Âyette de söylendiği gibi, Peygamber’in, vahyi duyurmaktan başka; “onları arındırıp temizlemek”, “onlara kitap ve hikmeti öğretmek” görevi de vardır. Bunu, “vahye uygun olmak ve aykırı olmamak kaydıyla, Allah kontrôlünde ve düzeltmesinde olmak şartıyla, kendi anladığı şekilde açıklama ve uygulama yapma hakkı ve görevi vardır. Bu o’na Allah tarafından verilmiştir. Allah zâten: “Eğer o, bize karşı bâzı sözleri uydurup-söylemiş olsaydı. Muhakkak onun sağ-elini (bütün güç ve kudretini) çekip-alıverirdik. Sonra onun can damarını elbette keserdik” (Hâkka 44-46) der. Fakat engellemediği şeyleri “uygun gördüğü için” engellememiştir. Zâten uygun görmediğinde Peygamberimiz’i engellemiş, uyarmış ve düzeltmiştir. Çünkü Peygamber örnekliği bu şekilde ortaya çıkar. Allah böyle yapınca, Peygamber’i hesâba katmış ve desteklemiş olmaktadır.

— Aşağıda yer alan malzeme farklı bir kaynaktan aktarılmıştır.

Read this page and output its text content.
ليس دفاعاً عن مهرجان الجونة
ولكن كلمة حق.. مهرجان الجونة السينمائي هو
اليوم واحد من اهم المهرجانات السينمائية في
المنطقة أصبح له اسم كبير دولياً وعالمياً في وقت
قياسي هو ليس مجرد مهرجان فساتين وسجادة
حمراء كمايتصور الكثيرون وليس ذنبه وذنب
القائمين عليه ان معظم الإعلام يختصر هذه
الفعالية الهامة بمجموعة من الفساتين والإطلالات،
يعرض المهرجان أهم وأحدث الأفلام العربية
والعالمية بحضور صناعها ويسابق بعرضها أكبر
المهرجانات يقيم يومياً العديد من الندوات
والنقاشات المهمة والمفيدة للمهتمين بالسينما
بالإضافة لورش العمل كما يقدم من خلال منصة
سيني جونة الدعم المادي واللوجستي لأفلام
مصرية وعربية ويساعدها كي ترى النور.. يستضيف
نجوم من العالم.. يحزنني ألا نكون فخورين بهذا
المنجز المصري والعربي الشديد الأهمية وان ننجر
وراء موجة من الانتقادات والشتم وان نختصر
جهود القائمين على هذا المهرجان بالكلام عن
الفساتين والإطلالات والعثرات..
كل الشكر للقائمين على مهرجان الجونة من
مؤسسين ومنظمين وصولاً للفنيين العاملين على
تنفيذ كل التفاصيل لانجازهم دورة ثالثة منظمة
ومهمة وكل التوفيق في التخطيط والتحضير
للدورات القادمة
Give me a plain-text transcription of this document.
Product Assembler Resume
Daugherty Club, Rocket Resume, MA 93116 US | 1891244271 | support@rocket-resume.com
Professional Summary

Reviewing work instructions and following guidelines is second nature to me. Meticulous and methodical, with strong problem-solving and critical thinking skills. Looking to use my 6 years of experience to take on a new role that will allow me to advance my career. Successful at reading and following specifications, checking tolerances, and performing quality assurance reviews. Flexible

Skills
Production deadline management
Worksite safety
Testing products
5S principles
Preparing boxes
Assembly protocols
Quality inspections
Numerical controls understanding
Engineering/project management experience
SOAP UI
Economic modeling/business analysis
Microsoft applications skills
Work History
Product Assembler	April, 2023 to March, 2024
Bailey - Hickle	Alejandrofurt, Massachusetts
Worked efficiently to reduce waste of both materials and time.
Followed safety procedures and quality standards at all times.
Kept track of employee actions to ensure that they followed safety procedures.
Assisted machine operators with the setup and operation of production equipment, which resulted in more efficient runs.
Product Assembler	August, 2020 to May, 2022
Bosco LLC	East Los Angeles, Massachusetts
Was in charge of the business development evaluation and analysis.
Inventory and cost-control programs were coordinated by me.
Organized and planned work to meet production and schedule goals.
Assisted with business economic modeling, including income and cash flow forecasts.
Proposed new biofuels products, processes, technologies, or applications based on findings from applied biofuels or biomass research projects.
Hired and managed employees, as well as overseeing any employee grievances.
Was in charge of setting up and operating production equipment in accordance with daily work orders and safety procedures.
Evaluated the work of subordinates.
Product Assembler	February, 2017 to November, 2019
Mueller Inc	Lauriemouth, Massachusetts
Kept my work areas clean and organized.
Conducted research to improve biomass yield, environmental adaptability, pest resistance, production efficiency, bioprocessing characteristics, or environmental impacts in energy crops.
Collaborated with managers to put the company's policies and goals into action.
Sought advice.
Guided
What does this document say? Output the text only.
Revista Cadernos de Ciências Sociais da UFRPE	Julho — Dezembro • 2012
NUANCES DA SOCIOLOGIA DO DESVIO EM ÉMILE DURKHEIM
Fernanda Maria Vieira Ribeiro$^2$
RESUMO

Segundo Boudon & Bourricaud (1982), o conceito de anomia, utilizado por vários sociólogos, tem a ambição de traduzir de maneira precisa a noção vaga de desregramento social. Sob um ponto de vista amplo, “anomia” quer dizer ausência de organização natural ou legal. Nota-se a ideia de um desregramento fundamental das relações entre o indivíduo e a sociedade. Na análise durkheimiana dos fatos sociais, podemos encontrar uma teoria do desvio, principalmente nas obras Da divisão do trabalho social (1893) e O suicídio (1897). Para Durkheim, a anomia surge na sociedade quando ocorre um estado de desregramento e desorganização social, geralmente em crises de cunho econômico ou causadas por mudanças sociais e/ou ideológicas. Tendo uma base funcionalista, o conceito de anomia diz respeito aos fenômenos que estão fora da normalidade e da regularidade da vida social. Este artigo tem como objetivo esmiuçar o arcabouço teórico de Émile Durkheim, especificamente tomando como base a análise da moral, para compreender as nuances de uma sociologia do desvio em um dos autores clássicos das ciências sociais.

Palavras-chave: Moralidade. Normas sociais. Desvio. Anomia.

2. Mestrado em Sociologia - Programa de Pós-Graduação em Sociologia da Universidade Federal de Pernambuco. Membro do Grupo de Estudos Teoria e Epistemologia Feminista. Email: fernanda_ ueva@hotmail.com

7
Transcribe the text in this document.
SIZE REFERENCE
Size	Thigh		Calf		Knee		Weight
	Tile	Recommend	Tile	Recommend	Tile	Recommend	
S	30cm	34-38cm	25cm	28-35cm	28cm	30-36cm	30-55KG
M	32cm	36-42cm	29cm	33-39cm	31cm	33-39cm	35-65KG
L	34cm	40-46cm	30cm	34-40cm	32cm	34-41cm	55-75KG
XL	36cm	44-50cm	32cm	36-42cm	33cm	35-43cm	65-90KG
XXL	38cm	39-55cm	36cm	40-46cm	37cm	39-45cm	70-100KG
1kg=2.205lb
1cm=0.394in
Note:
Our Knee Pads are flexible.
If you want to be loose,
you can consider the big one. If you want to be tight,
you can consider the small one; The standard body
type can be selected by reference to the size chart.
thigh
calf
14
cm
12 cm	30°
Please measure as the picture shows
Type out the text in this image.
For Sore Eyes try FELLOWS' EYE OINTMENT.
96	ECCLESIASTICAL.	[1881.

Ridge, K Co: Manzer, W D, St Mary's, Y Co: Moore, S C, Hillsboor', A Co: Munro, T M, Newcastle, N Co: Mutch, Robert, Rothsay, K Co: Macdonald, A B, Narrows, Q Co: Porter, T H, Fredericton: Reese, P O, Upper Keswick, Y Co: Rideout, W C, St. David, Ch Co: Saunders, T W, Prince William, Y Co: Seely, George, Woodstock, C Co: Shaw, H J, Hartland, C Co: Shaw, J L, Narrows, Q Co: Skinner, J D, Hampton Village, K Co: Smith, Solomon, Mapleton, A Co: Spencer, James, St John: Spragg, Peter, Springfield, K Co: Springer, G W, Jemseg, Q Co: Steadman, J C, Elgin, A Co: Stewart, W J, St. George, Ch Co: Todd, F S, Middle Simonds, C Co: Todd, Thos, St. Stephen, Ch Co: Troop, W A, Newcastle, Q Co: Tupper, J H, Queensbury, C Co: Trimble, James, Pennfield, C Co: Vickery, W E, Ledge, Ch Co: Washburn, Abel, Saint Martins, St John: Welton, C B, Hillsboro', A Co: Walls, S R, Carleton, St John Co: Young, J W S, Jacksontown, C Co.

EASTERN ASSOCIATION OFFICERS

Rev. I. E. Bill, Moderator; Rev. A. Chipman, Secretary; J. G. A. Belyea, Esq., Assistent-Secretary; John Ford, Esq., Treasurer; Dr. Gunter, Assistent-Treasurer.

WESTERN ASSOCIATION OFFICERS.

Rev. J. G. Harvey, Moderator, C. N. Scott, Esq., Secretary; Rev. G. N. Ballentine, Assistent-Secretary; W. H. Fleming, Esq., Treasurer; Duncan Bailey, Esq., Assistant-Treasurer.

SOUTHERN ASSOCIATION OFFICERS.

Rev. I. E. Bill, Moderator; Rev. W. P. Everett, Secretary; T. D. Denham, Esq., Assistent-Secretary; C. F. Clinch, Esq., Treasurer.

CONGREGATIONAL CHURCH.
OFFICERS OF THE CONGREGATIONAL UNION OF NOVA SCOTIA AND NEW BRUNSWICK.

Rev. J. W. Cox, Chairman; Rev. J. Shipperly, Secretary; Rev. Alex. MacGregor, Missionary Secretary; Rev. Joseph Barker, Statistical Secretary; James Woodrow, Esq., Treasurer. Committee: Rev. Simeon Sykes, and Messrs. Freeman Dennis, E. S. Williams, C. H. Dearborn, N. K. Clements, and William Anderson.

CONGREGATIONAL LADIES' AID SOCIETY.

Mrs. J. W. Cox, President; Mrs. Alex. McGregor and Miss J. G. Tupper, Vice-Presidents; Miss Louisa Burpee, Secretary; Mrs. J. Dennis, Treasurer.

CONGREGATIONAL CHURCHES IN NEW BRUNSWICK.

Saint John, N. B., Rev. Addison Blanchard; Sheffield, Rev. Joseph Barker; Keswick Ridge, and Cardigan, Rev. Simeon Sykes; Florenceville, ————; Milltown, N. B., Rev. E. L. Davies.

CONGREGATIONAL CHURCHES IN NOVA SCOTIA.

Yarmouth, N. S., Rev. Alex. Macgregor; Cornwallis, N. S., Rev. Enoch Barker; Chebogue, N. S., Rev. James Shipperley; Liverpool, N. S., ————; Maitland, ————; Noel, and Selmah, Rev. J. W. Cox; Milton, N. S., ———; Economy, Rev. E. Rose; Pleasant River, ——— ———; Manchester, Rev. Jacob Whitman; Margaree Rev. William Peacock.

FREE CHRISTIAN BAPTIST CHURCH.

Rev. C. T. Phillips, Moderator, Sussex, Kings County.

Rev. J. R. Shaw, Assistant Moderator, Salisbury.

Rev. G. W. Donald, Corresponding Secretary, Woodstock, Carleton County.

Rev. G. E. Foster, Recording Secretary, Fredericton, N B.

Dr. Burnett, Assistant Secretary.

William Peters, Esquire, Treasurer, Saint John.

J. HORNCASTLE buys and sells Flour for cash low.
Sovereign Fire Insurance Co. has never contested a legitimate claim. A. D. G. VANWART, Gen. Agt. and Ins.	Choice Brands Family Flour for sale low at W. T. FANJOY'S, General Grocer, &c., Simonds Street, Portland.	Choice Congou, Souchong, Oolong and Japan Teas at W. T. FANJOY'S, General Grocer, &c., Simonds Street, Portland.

Öyleyse Peygamber’i hesâba katmamak, “Allah’ın hesâba kattığını hesâba katmamak” anlamına gelir.

“Peygamber’in görevi sâdece vahyi iletmekten ibârettir” diyen “sâdece Kur’ân”cılar; Peygamber’in vahiy-merkezli uygulaması olan, Kur’ân’ın “güzel örneklik” dediği Sünnet’i ve bizzat Peygamber’in ağzından çıktığı besbelli olan hadisleri inkâr edenler şu âyeti ya es geçecekler yada aşırı yoruma boğarak anlam kaymasına uğratmak zorunda kalacaklardır:

“Öyle ki size, kendinizden, size âyetlerimizi okuyacak, sizi arındıracak, size Kitap ve hikmeti öğretecek ve bilmediklerinizi bildirecek bir elçi gönderdik” (Bakara 151).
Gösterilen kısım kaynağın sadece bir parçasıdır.